Повторюсь, никто и нигде не предлагает регулировать отрасль в целом. Это бессмысленно. Ее нужно регулировать только в тех областях, в которых это потенциально важно для безопасности, для критической инфраструктуры любого государства и соблюдения прав граждан. Мы с коллегами предложили для регулирования в Кыргызстане применять базовые принципы, которые изложены не только регламенте ЕС, но и в рекомендациях ОЭСР.
Мы также постарались учитывать нюансы, которые есть в конкретной юрисдикции.

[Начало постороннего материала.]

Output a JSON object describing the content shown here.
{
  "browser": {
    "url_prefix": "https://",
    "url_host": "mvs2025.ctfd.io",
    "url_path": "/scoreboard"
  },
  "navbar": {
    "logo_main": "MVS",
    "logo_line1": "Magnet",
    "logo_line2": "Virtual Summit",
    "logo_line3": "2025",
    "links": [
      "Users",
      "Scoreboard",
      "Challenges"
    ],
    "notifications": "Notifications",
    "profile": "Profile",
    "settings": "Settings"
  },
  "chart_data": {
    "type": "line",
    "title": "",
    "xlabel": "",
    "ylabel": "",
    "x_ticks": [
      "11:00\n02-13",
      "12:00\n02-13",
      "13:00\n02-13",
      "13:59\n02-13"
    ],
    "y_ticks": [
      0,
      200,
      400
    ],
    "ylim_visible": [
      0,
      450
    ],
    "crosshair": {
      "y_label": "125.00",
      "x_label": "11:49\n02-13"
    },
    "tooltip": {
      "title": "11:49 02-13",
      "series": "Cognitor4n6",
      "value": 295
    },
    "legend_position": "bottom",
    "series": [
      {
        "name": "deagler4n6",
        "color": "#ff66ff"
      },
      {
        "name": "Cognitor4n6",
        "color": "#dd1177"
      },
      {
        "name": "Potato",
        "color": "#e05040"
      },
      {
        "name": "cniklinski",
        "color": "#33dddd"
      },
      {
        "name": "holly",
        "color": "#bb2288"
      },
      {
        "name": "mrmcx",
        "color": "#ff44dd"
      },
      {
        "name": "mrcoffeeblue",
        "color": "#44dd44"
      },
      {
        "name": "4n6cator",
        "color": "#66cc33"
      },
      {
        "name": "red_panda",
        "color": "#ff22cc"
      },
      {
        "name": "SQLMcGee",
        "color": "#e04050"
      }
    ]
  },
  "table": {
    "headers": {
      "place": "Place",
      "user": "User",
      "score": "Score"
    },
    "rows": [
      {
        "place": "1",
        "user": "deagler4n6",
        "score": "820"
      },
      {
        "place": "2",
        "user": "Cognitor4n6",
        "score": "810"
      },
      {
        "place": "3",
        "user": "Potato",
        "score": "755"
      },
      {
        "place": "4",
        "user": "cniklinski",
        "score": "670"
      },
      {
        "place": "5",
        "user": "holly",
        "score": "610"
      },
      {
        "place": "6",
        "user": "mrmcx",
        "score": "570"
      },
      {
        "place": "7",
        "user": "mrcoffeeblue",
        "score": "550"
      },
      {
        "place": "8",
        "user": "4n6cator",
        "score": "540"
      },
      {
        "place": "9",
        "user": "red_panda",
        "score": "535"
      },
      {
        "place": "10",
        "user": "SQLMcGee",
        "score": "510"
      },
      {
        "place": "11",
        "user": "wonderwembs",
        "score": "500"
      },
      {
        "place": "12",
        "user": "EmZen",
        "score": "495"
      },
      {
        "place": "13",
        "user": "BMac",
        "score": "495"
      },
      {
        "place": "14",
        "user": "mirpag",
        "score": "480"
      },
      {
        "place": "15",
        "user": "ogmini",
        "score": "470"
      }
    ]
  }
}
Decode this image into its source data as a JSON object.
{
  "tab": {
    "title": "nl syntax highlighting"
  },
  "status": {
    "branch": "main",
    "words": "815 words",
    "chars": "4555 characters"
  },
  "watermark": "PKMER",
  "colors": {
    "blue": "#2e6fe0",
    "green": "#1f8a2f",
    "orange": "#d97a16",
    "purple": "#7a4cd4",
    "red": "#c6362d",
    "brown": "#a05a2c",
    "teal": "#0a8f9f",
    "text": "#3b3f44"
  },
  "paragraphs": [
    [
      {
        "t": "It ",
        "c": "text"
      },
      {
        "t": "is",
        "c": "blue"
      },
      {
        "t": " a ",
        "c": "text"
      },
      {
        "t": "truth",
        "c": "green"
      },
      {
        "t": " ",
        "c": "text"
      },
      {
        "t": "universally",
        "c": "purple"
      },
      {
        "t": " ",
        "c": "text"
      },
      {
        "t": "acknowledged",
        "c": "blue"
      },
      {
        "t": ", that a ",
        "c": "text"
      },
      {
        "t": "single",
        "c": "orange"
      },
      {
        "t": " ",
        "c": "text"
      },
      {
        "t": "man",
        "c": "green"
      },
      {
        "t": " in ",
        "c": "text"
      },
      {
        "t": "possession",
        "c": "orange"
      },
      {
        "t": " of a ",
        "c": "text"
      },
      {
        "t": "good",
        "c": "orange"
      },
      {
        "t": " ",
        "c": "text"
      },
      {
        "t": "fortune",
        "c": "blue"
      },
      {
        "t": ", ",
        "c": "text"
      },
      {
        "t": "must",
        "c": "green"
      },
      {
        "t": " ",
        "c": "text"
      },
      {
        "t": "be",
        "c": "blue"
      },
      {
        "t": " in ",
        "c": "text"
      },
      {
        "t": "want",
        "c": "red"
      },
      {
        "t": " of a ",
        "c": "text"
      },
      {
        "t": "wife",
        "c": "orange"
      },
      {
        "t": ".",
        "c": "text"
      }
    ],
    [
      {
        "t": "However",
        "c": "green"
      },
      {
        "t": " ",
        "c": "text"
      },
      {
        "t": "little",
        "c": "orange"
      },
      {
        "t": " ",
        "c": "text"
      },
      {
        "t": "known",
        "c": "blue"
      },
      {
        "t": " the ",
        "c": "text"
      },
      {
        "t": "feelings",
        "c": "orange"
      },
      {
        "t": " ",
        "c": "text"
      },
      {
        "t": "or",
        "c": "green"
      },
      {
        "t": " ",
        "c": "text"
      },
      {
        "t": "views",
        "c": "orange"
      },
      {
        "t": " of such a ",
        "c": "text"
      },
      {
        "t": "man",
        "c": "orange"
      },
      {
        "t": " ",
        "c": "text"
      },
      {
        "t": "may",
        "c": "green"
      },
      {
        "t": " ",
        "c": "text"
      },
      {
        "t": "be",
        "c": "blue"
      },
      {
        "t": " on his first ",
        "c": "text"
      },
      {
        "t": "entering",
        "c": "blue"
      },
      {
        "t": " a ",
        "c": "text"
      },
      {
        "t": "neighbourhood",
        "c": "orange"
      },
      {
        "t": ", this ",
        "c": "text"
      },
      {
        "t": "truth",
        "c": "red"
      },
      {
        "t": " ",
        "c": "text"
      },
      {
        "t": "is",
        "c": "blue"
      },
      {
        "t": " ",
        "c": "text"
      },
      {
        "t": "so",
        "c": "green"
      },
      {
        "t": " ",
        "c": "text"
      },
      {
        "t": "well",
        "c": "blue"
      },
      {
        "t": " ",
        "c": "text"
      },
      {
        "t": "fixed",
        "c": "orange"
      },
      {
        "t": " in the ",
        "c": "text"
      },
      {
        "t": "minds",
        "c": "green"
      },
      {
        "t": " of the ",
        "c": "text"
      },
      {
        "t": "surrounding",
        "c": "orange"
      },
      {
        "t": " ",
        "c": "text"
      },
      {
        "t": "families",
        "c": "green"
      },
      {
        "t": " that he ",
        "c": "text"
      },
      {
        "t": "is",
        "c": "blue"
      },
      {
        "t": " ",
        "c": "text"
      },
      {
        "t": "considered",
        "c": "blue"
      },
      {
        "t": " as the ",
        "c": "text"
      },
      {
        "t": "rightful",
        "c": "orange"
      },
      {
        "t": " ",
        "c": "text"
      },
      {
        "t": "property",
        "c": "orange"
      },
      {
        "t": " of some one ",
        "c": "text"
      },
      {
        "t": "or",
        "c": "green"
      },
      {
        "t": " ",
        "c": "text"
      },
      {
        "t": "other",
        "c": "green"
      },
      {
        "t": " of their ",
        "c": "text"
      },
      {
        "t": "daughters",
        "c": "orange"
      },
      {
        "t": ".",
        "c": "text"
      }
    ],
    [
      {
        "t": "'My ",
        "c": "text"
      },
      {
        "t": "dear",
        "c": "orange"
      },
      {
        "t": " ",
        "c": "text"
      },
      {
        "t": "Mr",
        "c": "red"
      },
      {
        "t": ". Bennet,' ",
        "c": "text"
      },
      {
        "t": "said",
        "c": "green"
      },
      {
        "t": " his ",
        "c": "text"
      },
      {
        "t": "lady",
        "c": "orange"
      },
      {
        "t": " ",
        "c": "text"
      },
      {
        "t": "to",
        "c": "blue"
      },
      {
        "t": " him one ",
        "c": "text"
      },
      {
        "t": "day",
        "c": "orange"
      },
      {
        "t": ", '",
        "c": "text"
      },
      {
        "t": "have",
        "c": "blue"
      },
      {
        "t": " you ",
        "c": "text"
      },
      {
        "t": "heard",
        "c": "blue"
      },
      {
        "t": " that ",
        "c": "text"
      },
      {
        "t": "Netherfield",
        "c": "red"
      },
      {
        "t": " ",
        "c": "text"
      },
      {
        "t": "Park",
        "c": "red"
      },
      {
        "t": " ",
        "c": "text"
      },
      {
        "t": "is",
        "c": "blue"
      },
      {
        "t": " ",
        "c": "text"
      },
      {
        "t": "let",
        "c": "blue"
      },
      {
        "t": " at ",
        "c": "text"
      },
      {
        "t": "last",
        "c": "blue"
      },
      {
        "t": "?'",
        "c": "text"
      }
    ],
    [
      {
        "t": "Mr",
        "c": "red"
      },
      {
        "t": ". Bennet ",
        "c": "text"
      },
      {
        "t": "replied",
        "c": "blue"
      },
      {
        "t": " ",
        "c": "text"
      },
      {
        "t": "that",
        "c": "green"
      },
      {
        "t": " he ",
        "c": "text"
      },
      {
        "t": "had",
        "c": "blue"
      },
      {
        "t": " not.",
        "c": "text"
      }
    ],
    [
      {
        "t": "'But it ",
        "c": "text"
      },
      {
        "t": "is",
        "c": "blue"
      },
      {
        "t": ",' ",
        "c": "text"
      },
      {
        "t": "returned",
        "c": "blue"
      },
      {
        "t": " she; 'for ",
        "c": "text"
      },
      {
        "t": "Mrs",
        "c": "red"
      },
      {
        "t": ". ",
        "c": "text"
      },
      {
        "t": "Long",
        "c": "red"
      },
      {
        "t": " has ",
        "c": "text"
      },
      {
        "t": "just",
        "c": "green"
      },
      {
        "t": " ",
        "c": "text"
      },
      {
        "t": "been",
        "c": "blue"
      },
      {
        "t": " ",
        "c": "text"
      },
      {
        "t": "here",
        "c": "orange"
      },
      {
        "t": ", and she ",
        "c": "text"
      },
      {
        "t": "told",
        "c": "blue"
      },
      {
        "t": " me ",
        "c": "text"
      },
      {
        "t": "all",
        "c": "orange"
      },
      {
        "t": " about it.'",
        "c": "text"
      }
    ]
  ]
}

Кыргызстан — это маленький рынок. И очевидно, что некоторые бюрократические процессы, которые легко представимы в рамках Европейского союза, невозможно осилить в небольшой юрисдикции. Там они просто не несут позитивного смысла.
Поэтому мы в Кыргызстане, по сути, создали упрощенную версию регулирования, основанную на тех же принципах, но адаптированную для конкретной страны с учетом гораздо меньшего объема рынка и меньшими бюрократическими ресурсами. Хочу подчеркнуть: когда я говорю о бюрократии, я в данном случае не говорю о ней как о чем-то негативном. В любом правовом государстве права, обязанности и полномочия должны быть четко распределены рынком и регуляторами таким образом, чтобы работала система сдержек и противовесов. Чтобы каждый из акторов в этой системе не мог действовать в ущерб интересам других. Чтобы государство не брало на себя слишком много, а компании не нарушали прав граждан. Есть масса исследований, которые показывают, что компании принимают этические обязательства и потом их не соблюдают, пока государство реально не заинтересуется этой проблемой.
С моей точки зрения, полагаться на какие-то кодексы этики, необязательные к исполнению, опрометчиво, особенно в таких юрисдикциях, как, например, Российская Федерация. Граждане любой страны все-таки ожидают, что государство будет их защищать. И крайне нелогично, что, допустим, медицинские изделия регламентируются, а системы ИИ повышенной опасности, например, влияющие на критическую инфраструктуру, — нет. Этого быть не должно, необходима система сдержек и противовесов.
Хотя в России, пожалуй, другая проблема. Системы искусственного интеллекта уже активно используются правоохранителями. Поскольку никакого регулирования нет, никто не может связать им руки и ограничить возможности злоупотребления. И это никому не на пользу.